Un «membre estimé du personnel»

Au bureau de Justin Trudeau, l'attachée de presse principale du premier ministre, Chantal Gagnon, a soutenu que M. Beauchemin est «un membre estimé du personnel» et qu'il appuie aujourd'hui sans réserve la politique du gouvernement libéral sur la gestion de l'offre.

«Notre gouvernement appuie fermement le système canadien de gestion de l'offre des produits laitiers, et il est résolu à le maintenir en place. Le premier ministre, le ministre de l'Agriculture, la ministre des Affaires étrangères, de nombreux membres du cabinet et du caucus, ainsi que les négociateurs commerciaux du Canada participant aux pourparlers en cours sur l'ALENA, l'ont affirmé sans équivoque depuis le début des négociations. Notre position n'a pas changé», a-t-elle affirmé dans un courriel à La Presse.

«Depuis sa création, le système canadien de gestion de l'offre des produits laitiers a assuré aux Canadiens un accès à une grande quantité de lait et de produits laitiers sains et abordables. L'industrie du lait est une source importante d'emplois bien rémunérés pour la classe moyenne du Canada. Notre gouvernement se portera toujours à la défense des intérêts des travailleurs canadiens, à la table de négociation de l'ALENA comme dans toutes les autres sphères d'activités», a-t-elle ajouté.
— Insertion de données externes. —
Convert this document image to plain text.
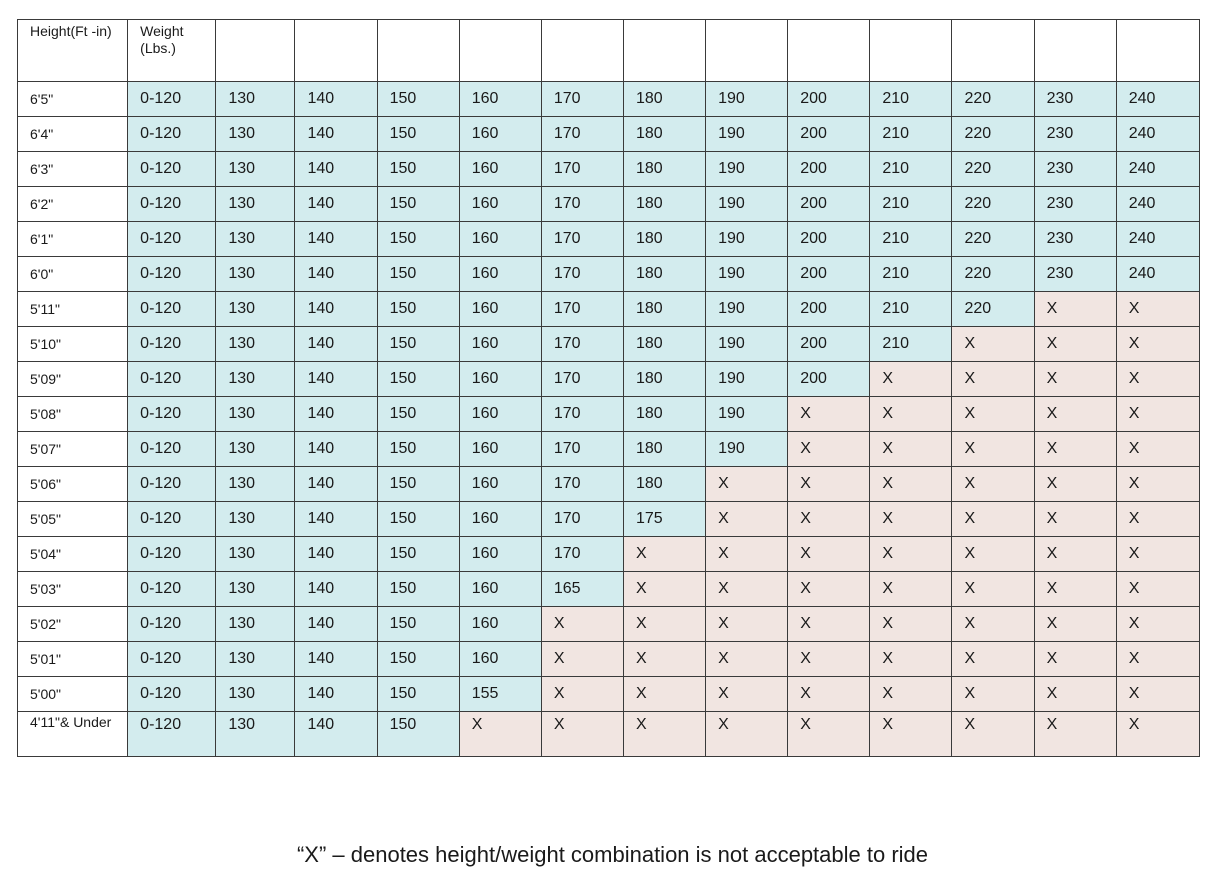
Height(Ft -in)	Weight (Lbs.)												
6'5"	0-120	130	140	150	160	170	180	190	200	210	220	230	240
6'4"	0-120	130	140	150	160	170	180	190	200	210	220	230	240
6'3"	0-120	130	140	150	160	170	180	190	200	210	220	230	240
6'2"	0-120	130	140	150	160	170	180	190	200	210	220	230	240
6'1"	0-120	130	140	150	160	170	180	190	200	210	220	230	240
6'0"	0-120	130	140	150	160	170	180	190	200	210	220	230	240
5'11"	0-120	130	140	150	160	170	180	190	200	210	220	X	X
5'10"	0-120	130	140	150	160	170	180	190	200	210	X	X	X
5'09"	0-120	130	140	150	160	170	180	190	200	X	X	X	X
5'08"	0-120	130	140	150	160	170	180	190	X	X	X	X	X
5'07"	0-120	130	140	150	160	170	180	190	X	X	X	X	X
5'06"	0-120	130	140	150	160	170	180	X	X	X	X	X	X
5'05"	0-120	130	140	150	160	170	175	X	X	X	X	X	X
5'04"	0-120	130	140	150	160	170	X	X	X	X	X	X	X
5'03"	0-120	130	140	150	160	165	X	X	X	X	X	X	X
5'02"	0-120	130	140	150	160	X	X	X	X	X	X	X	X
5'01"	0-120	130	140	150	160	X	X	X	X	X	X	X	X
5'00"	0-120	130	140	150	155	X	X	X	X	X	X	X	X
4'11"& Under	0-120	130	140	150	X	X	X	X	X	X	X	X	X
“X” – denotes height/weight combination is not acceptable to ride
Une situation troublante, estime un conservateur

Le député conservateur Luc Berthold juge tout de même troublant de voir un conseiller au bureau du premier ministre qui a déjà réclamé l'abolition de la gestion de l'offre.

«C'est très inquiétant pour le système canadien de gestion de l'offre. On comprend pourquoi le gouvernement libéral ne veut pas s'engager à protéger intégralement la gestion de l'offre dans les négociations avec les États-Unis!»

«Derrière l'image qu'ils projettent, ils engagent un conseiller qui affirme que la gestion de l'offre fait mal aux consommateurs canadiens, décourage l'innovation et l'efficacité!», soutient M. Berthold.

«Il est temps que le premier ministre se tienne debout devant les Américains, et écoute les producteurs canadiens au lieu de ses propres conseillers qui veulent encore et encore des concessions au système canadien. L'avenir des petits producteurs laitiers est en jeu. Le premier ministre doit dire publiquement non à toute nouvelle concession dans le cadre de l'ALENA afin de mettre fin à l'incertitude qui plane sur ce secteur. Notre chef Andrew Scheer a réitéré à plusieurs reprises son soutien au système de gestion de l'offre, et nous estimons que si les Américains veulent avoir accès au marché canadien du lait, des oeufs et de la volaille, ils peuvent le faire en réintégrant le PTP.»